Zero Knowledge Proofs
Motivation
Concept of zero-knowledge (ZK)
In a deterministic world, the knowledge generated by a message can be analyzed by considering the running time and size of a turing machine which can generate that message. If there exists a constant sized turing machine which runs in polynomial time and can generate a message, then the recipient of that message receives no additional information upon receipt of the message (as it could simply run that turing machine). In a random world, we must extend our notion of the message, as the message is in fact a random variable which can be any element of some set of messages with probability that follows some distribution. Rather than discussing a specific deterministic turing machine, we instead consider a turing machine capable of generating the same distribution of messages. Further, rather than requiring the distributions of the output of the turing machine and the distribution of the message to be exactly the same, we can allow them to be computationally indistinguishable. So, by considering the runtime and size of such a turing machine, we can quantify the knowledge gained by a party on receiving a message.
Interactive Proofs
In a world where neither Alice nor Bob trust each other, then Alice may wish to prove something to Bob in such a way that Bob cannot share the proof with any other third party. To achieve this, Alice and Bob perform an interactive proof whereby they both receive the same input $x$ and Alice has a witness $w$ to their statement about $x$. They engage in several rounds of communication, at the end of which Bob should be convinced of Alice’s statement while learning nothing unnecessary about the witness, and being unable to replicate the proof for other parties.
Example: Where’s Waldo?
Imagine Alice, Bob and Carry are playing a game of Where’s Waldo. They want to not only see who finds Waldo first but second as well.

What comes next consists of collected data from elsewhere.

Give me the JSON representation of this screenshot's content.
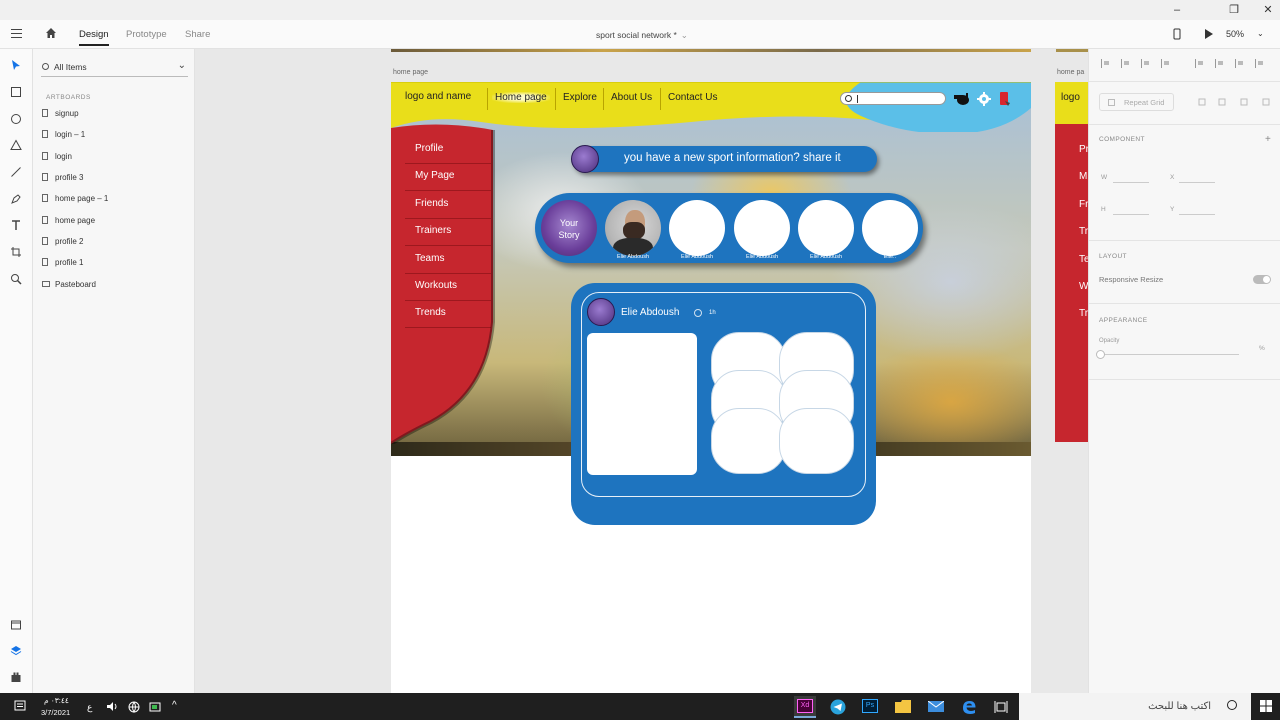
{
  "titlebar": {
    "min": "–",
    "restore": "❐",
    "close": "✕"
  },
  "menubar": {
    "tabs": [
      {
        "label": "Design",
        "active": true
      },
      {
        "label": "Prototype",
        "active": false
      },
      {
        "label": "Share",
        "active": false
      }
    ],
    "document_title": "sport social network *",
    "zoom": "50%"
  },
  "layers": {
    "filter": "All Items",
    "section": "ARTBOARDS",
    "items": [
      "signup",
      "login – 1",
      "login",
      "profile 3",
      "home page – 1",
      "home page",
      "profile 2",
      "profile 1",
      "Pasteboard"
    ]
  },
  "canvas": {
    "artboard_label": "home page",
    "artboard2_label": "home pa",
    "nav": {
      "logo": "logo and name",
      "links": [
        "Home page",
        "Explore",
        "About Us",
        "Contact Us"
      ]
    },
    "side_menu": [
      "Profile",
      "My Page",
      "Friends",
      "Trainers",
      "Teams",
      "Workouts",
      "Trends"
    ],
    "share_prompt": "you have a new sport information? share it",
    "stories": {
      "your_story_line1": "Your",
      "your_story_line2": "Story",
      "names": [
        "Elie Abdoush",
        "Elie Abdoush",
        "Elie Abdoush",
        "Elie Abdoush",
        "Elie.."
      ]
    },
    "post": {
      "author": "Elie Abdoush",
      "time": "1h"
    },
    "artboard2": {
      "logo": "logo",
      "menu": [
        "Pr",
        "M",
        "Fr",
        "Tr",
        "Te",
        "W",
        "Tr"
      ]
    }
  },
  "props": {
    "repeat_grid": "Repeat Grid",
    "component": "COMPONENT",
    "w_label": "W",
    "x_label": "X",
    "h_label": "H",
    "y_label": "Y",
    "layout": "LAYOUT",
    "responsive_resize": "Responsive Resize",
    "appearance": "APPEARANCE",
    "opacity": "Opacity",
    "opacity_value": "%"
  },
  "taskbar": {
    "search_placeholder": "اكتب هنا للبحث",
    "time": "٠٣:٤٤ م",
    "date": "3/7/2021",
    "lang": "ع",
    "apps": [
      "Xd",
      "Telegram",
      "Ps",
      "Files",
      "Mail",
      "Edge",
      "Task View"
    ]
  },
  "colors": {
    "nav_yellow": "#e9de1a",
    "sky": "#5bbfe8",
    "menu_red": "#c6262e",
    "card_blue": "#1e74bf"
  }
}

Alice: I found Waldo Bob: Oh! I dont believe you!! Carry: You need to prove without revealing the location of Waldo. Otherwise we won’t be able to judge second position.
For Alice to prove that she indeed found Waldo, she would need a Zero Knowledge Proof. ZKP is defined as a proof that reveals that the Prover has the proof, but the Verifier doesn’t learn anything about the problem from the proof.

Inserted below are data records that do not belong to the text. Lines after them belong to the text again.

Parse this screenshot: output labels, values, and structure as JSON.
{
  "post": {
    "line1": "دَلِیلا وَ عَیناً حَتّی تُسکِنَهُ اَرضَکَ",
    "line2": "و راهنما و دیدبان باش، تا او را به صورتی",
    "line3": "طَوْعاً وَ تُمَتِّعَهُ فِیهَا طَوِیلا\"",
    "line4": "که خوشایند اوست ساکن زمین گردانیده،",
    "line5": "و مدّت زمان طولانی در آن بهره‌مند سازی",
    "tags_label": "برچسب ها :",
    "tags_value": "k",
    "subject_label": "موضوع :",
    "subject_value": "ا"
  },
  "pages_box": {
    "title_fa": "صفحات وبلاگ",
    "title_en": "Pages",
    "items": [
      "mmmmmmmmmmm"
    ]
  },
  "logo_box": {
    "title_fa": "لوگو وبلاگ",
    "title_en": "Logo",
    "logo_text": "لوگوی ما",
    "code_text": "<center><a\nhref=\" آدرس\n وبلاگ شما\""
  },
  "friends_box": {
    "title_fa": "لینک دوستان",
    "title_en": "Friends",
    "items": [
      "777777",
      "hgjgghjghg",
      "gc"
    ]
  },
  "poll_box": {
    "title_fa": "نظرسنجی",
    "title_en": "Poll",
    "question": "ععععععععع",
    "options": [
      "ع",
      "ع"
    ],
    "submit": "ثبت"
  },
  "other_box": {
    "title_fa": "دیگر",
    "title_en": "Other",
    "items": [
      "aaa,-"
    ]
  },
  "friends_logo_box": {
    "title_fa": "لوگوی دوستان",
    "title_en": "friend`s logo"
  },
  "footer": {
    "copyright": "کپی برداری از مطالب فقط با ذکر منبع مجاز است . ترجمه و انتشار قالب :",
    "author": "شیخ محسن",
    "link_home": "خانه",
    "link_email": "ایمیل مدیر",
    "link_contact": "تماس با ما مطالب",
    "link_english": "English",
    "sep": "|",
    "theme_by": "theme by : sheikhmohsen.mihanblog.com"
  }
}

In the above situation, Alice takes a very large sheet of paper with a cutout of Waldo. She then overlays that cutout on top of where he found Waldo. Since Bob and Carry do not know the orientation of the Where’s Waldo sheet underneath the large sheet, they still do not have any idea of where Waldo is on the sheet. With this, Alice was able to prove she knows where Waldo is, and Bob and Carry can still try to find Waldo to play for second place. Note that neither Bob nor Carry can replicate Alice’s proof to claim second place without doing the work to find Waldo themselves.
Overview
Interactive proofs
For a large number of problems, a deterministic ZKP does not exist. For such problems, an interactive Zero Knowledge Proofs can be used to prove with a very high probability that the Proof is correct. In such a problem, the Verifier and Prover play a game, the result of which can prove that the prover is incorrect, but doesn’t necessarily prove that he is correct. Repeating the same many times builds the confidence of the Verifier that the Prover does have the correct Proof. An interactive proof not only maintains zero knowledge, but adds randomness and interactivity to the proof.
Formal Definition of a Zero-Knowledge proof system
A pair of PPT algorithms are called a zero-knowledge proof system if together they are complete, sound, and satisfy the zero-knowledge property. Intuitively, the completeness property states that the verifier always accepts when interacting with the prover on the same valid inputs (and a valid corresponding witness); in other words, if the prover is not lying, then it can eventually convince the verifier.
The soundness property states that the verifier does not accept (except with negligible probability) when engaging with any (even all powerful) prover on invalid inputs; in other words, a prover cannot fake a proof.
The zero-knowledge property states that any output from a (possible cheating) verifier when interacting with the prover on some inputs could also be produced by some polynomial time simulator on the same inputs. In other words, this property states that anything the verifier learns by interacting with the prover could have been learned by the verifier anyway, in essentially the same amount of time. Note that this definition does not encompass non-uniform malicious verifiers (wherein the cheating verifier has additional inputs). Also, this definition is in relation to some specific language of “valid” inputs (so zero-knowledge proof systems are for a specific problem).
The formal definitions follow.
Completeness Two PPT algorithms $(P,V)$ satisfy the completeness property if and only if
$\forall k,\ \forall x \in L_k,\ \forall \text{ valid witnesses } w,\,\, P[V(1^k,x)\text{ accepts when interacting with }P(1^k,x,w)] = 1$ where $L$ is a language $\in NP$, and $L_k = L \cup {0,1}^{\leq k}$.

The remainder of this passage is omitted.